Army helicopters were sent to deliver aid as rescuers on the ground battled snowdrifts to reach remote towns.
But blocked roads and difficult terrain meant rescue equipment was in short supply in villages in worst-hit Nuristan province, where at least 66 people have died — including 53 in one village.
Abdul Rahim, a villager in Barg-e-Matal district in Nuristan, said residents had used “any tools possible” to shift piles of snow as fears grow for those still buried underneath.
“We have no contact with several villages and districts. A lot of people are still under the snow, we have to rescue them as soon as possible,” he told a foreign media agency over the phone.

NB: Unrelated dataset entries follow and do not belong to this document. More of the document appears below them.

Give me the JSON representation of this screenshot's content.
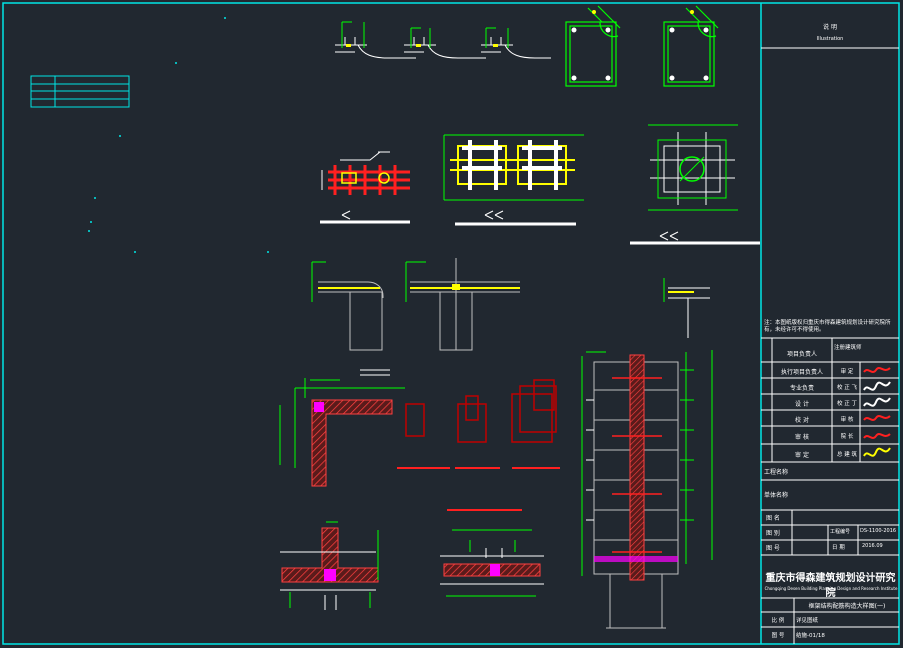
{
  "colors": {
    "background": "#212830",
    "frame": "#00e5e5",
    "green": "#00ff00",
    "yellow": "#ffff00",
    "red": "#ff2020",
    "darkred": "#c00000",
    "white": "#ffffff",
    "grey": "#bfbfbf",
    "magenta": "#ff00ff",
    "hatch": "#ff4040"
  },
  "title_block": {
    "header_title": "说 明",
    "header_subtitle": "Illustration",
    "note": "注：本图纸版权归重庆市得森建筑规划设计研究院所有，未经许可不得使用。",
    "row_project_manager_label": "项目负责人",
    "row_project_manager_value": "注册建筑师",
    "row_cert_value": "",
    "rows": [
      {
        "label": "执行项目负责人",
        "role": "审 定"
      },
      {
        "label": "专业负责",
        "role": "校 正 飞"
      },
      {
        "label": "设 计",
        "role": "校 正 丁"
      },
      {
        "label": "校 对",
        "role": "审 核"
      },
      {
        "label": "审 核",
        "role": "院 长"
      },
      {
        "label": "审 定",
        "role": "总 建 筑"
      }
    ],
    "project_name_label": "工程名称",
    "sub_project_label": "单体名称",
    "drawing_label": "图 名",
    "phase_label": "图 别",
    "drawing_number_label": "工程编号",
    "drawing_number_value": "DS-1100-2016",
    "sheet_label": "图 号",
    "date_label": "日 期",
    "date_value": "2016.09",
    "company_name_cn": "重庆市得森建筑规划设计研究院",
    "company_name_en": "Chongqing Desen Building Planning Design and Research Institute",
    "drawing_title": "框架结构配筋构造大样图(一)",
    "sheet_scale_label": "比 例",
    "sheet_scale_value": "详见图纸",
    "sheet_no_label": "图 号",
    "sheet_no_value": "结施-01/18"
  }
}
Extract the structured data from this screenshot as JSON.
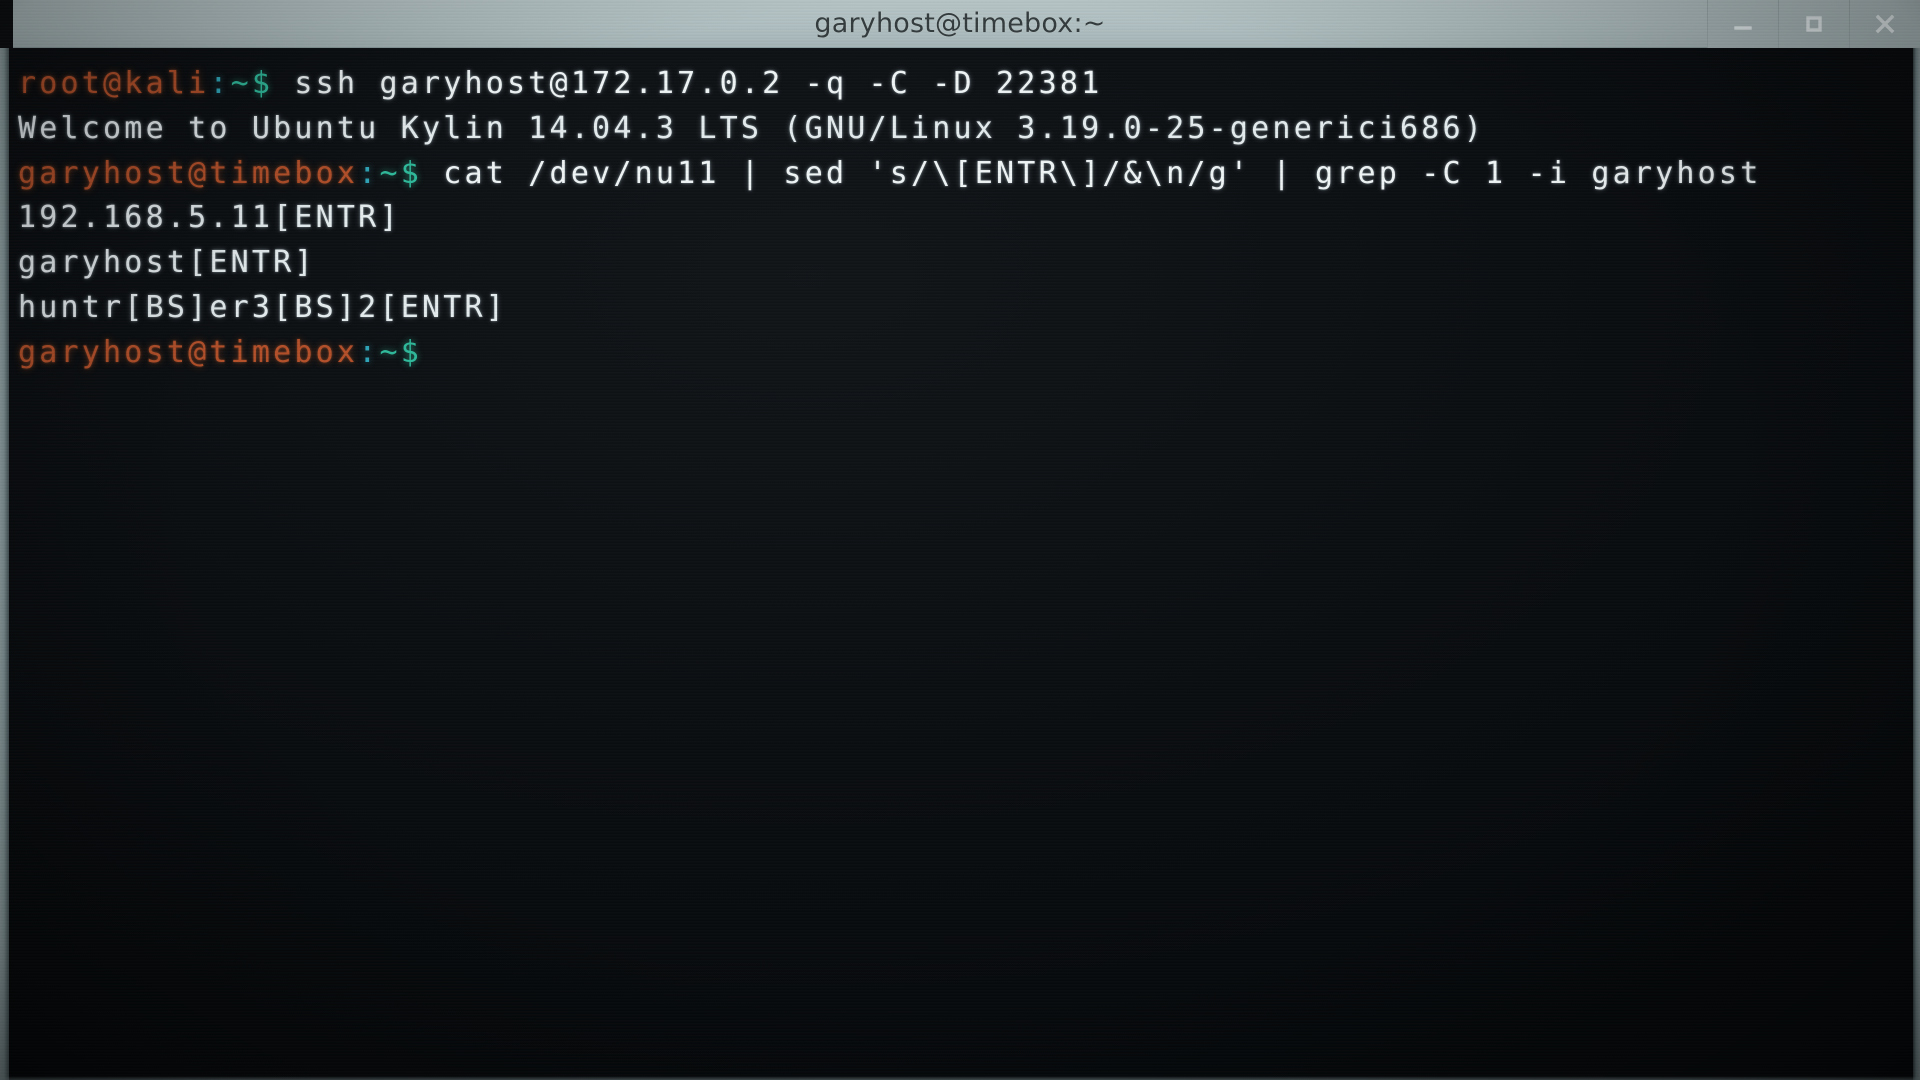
{
  "window": {
    "title": "garyhost@timebox:~",
    "controls": [
      {
        "name": "minimize",
        "glyph": "minimize-icon",
        "label": "Minimize"
      },
      {
        "name": "maximize",
        "glyph": "maximize-icon",
        "label": "Maximize"
      },
      {
        "name": "close",
        "glyph": "close-icon",
        "label": "Close"
      }
    ]
  },
  "theme": {
    "titlebar_bg": "#b0bfc1",
    "titlebar_fg": "#333b3d",
    "terminal_bg": "#0a0d10",
    "text_fg": "#e8eef0",
    "prompt_host": "#b4502a",
    "prompt_colon": "#2fa5b8",
    "prompt_tilde": "#2fb99a"
  },
  "terminal": {
    "lines": [
      {
        "type": "prompt",
        "host": "root@kali",
        "colon": ":",
        "tilde": "~$",
        "command": " ssh garyhost@172.17.0.2 -q -C -D 22381"
      },
      {
        "type": "output",
        "text": "Welcome to Ubuntu Kylin 14.04.3 LTS (GNU/Linux 3.19.0-25-generici686)"
      },
      {
        "type": "prompt",
        "host": "garyhost@timebox",
        "colon": ":",
        "tilde": "~$",
        "command": " cat /dev/nu11 | sed 's/\\[ENTR\\]/&\\n/g' | grep -C 1 -i garyhost"
      },
      {
        "type": "output",
        "text": "192.168.5.11[ENTR]"
      },
      {
        "type": "output",
        "text": "garyhost[ENTR]"
      },
      {
        "type": "output",
        "text": "huntr[BS]er3[BS]2[ENTR]"
      },
      {
        "type": "prompt",
        "host": "garyhost@timebox",
        "colon": ":",
        "tilde": "~$",
        "command": ""
      }
    ]
  }
}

Rescuers have been battling to reach the area since Sunday, when people, houses and livestock vanished under heavy snow as a series of avalanches struck in north, east and central Afghanistan, blocking roads and passes.
Officials have said at least 119 people across several provinces were killed, including 19 in Badakhshan and 16 in Parwan, though figures are still being confirmed.
The UN’s Office for the Coordination of Humanitarian Affairs said that, with access to affected areas difficult, it may be difficult to ascertain the full extent of the damage.
The defence ministry said the army had been forced to airdrop supplies in some areas hit by heavy snow and poor visibility.
Some 600 houses in Nuristan were destroyed, provincial governor Hafiz Abdul Qayyom told foreign media, and the rescue effort was continuing.
“So far 10 people have been rescued and transported to neighbouring Nangarhar province for treatment.”
President Ashraf Ghani said Tuesday that avalanches and freezing weather had killed 160 people and destroyed hundreds of houses across Afghanistan in the past six weeks.
“Natural disasters can hurt any country, but it is hurting us most because the war has limited our abilities. We can’t help the needy people that way we should,” Ghani said.
The Taliban, who are waging a bloody insurgency to topple the US-backed government, mocked the government’s rescue efforts in a statement and claimed they had helped dozens of stranded travellers.
Deadly avalanches are common in Afghanistan’s mountainous areas in winter and spring, and rescue efforts are frequently hampered by a lack of equipment.
Some areas in mountainous Badakhshan, for example, are only accessible by road for three months a year and can take up to 20 days to reach by road.
Despite billions of dollars in international aid after the ousting of the Taliban regime in 2001, Afghanistan remains among the world’s poorest nations.
Last month heavy snowfall and freezing weather killed 27 children, all under the age of five, in the northern province of Jawzjan.